As Jones said, the Vols do need to get better with a pair of stingy defensive squads in Missouri and Vanderbilt left on the schedule. Tennessee will likely be favored in both games, but will be no shoe-in if its show many of the flaws it did on Saturday against a completely overmatched North Texas team that has given up at least 30 points per game in every contest this season with the exception of this game and the UT-San Antonio matchup on Oct. 31.

The passing game, in particular, was sloppy. Against the No. 118 defense in the nation in passing defense, the Vols managed just 172 yards on 18-of-28 passing. Joshua Dobbs never looked completely comfortable in the pocket, threw several inaccurate balls down the field and tossed a pick just before halftime that kept the Vols off the board. With the Vols looking to keep him fresh and healthy for the final two conference games, the QB run game wasn’t a big part of the plan – limiting a lot of what UT likes to do offensively.

“It takes an element out of your offense, make no mistake about it,” Jones said of Dobbs, who has a minor foot injury, being limited. “We have to able to execute in the other phases. I’ll go back, I’ll watch the video tonight. I’ll try to pinpoint it. I thought we had a good week of preparation.I could sit here and tell you [it was] the first noon game, all that, but I’m not making excuses. It is what it is. Both teams had to play at this time.”

The Vols did get a spark from running back Alvin Kamara, who led the way with 15 carries for 127 yards and a pair of scores, collecting the second 100-yard rushing game of his career (Bowling Green).

“He had big plays all throughout the entire game,” Dobbs said of Kamara. “Second play of the game, he had that 20-yard reception and then tacked in a touchdown after that. He kept growing from there.
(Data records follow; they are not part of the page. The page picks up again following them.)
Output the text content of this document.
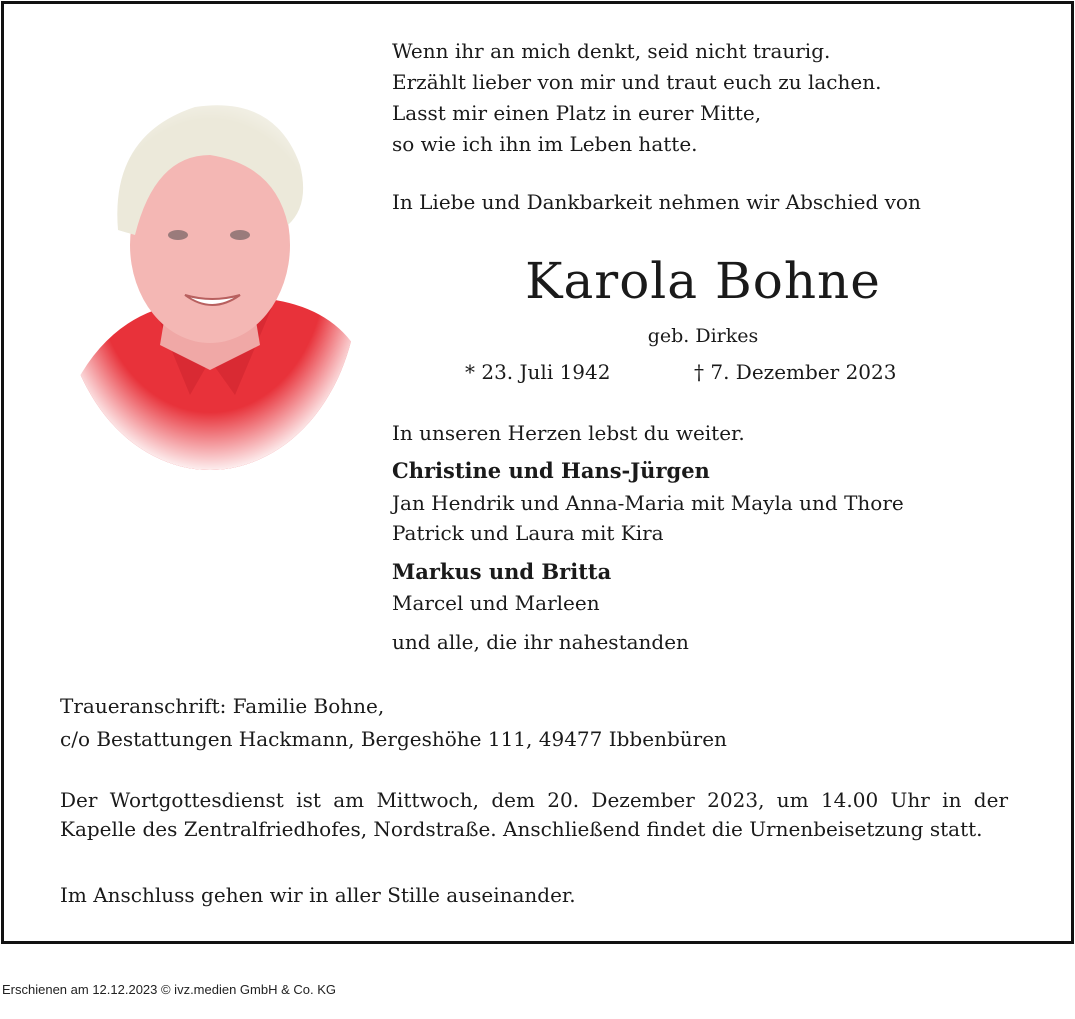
Wenn ihr an mich denkt, seid nicht traurig.
Erzählt lieber von mir und traut euch zu lachen.
Lasst mir einen Platz in eurer Mitte,
so wie ich ihn im Leben hatte.
In Liebe und Dankbarkeit nehmen wir Abschied von
Karola Bohne
geb. Dirkes
* 23. Juli 1942	† 7. Dezember 2023
In unseren Herzen lebst du weiter.
Christine und Hans-Jürgen
Jan Hendrik und Anna-Maria mit Mayla und Thore
Patrick und Laura mit Kira
Markus und Britta
Marcel und Marleen
und alle, die ihr nahestanden
Traueranschrift: Familie Bohne,
c/o Bestattungen Hackmann, Bergeshöhe 111, 49477 Ibbenbüren
Der Wortgottesdienst ist am Mittwoch, dem 20. Dezember 2023, um 14.00 Uhr in der Kapelle des Zentralfriedhofes, Nordstraße. Anschließend findet die Urnenbeisetzung statt.
Im Anschluss gehen wir in aller Stille auseinander.
Erschienen am 12.12.2023 © ivz.medien GmbH & Co. KG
It was great to have that production. That’s what we expect out of Alvin. We know the type of player he is and the playmaker he is when he gets the ball in his hands. It’s great to have that weapon.”
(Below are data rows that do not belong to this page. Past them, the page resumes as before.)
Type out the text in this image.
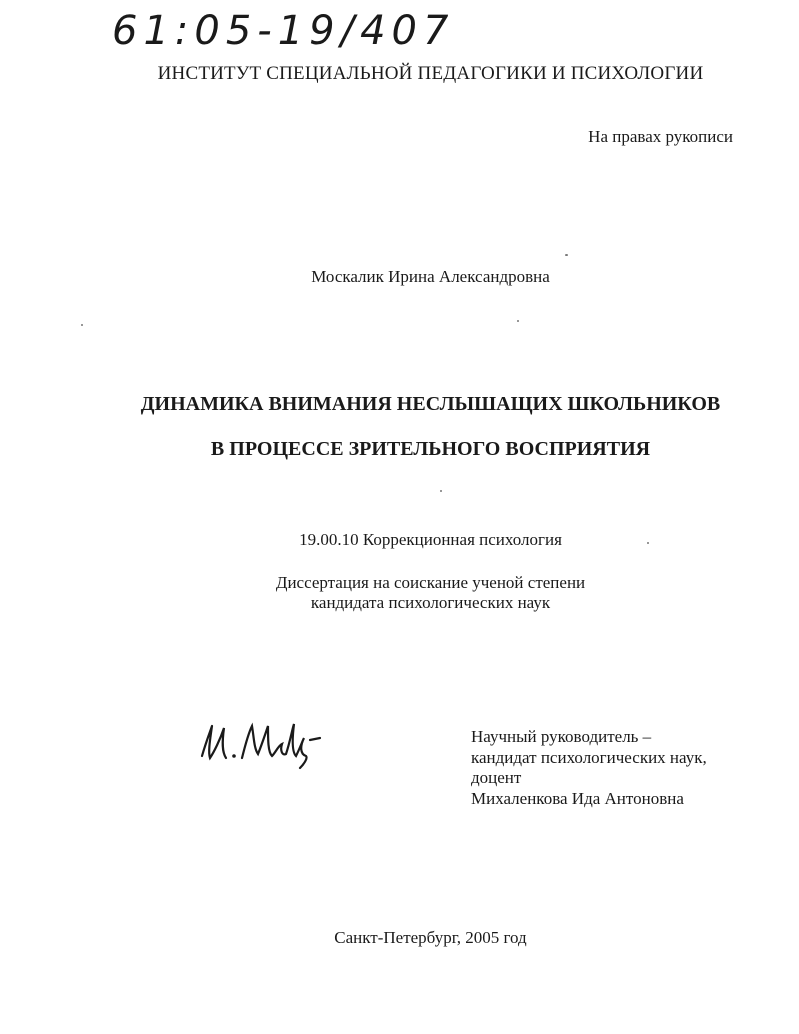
61:05-19/407
ИНСТИТУТ СПЕЦИАЛЬНОЙ ПЕДАГОГИКИ И ПСИХОЛОГИИ
На правах рукописи
Москалик Ирина Александровна
ДИНАМИКА ВНИМАНИЯ НЕСЛЫШАЩИХ ШКОЛЬНИКОВ
В ПРОЦЕССЕ ЗРИТЕЛЬНОГО ВОСПРИЯТИЯ
19.00.10 Коррекционная психология
Диссертация на соискание ученой степени
кандидата психологических наук
Научный руководитель –
кандидат психологических наук,
доцент
Михаленкова Ида Антоновна
Санкт-Петербург, 2005 год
Defensively, the Vols were glad to pitch the shutout and hold North Texas under 200 yards of total offense. The Mean Green found some success inside its own territory, but was never able to cross the Vols’ 40-yard line. There was certainly more bend at a few times than coordinator John Jancek would’ve liked to see, but it never came close to breaking.

Tennessee will take the bowl eligibility, its first three-game winning streak since 2010 and a victory to keep hopes of a 5-0 finish down the stretch alive. But the Vols didn’t fool too many people by just getting the W on Saturday. There’s plenty to improve, and a misstep over the final two weeks is certainly possible if the Vols don’t do it.

“We have to play better, but again, we won the football game,” Jones added. “I don’t ever want to diminish that. Winning is fragile, as we know.”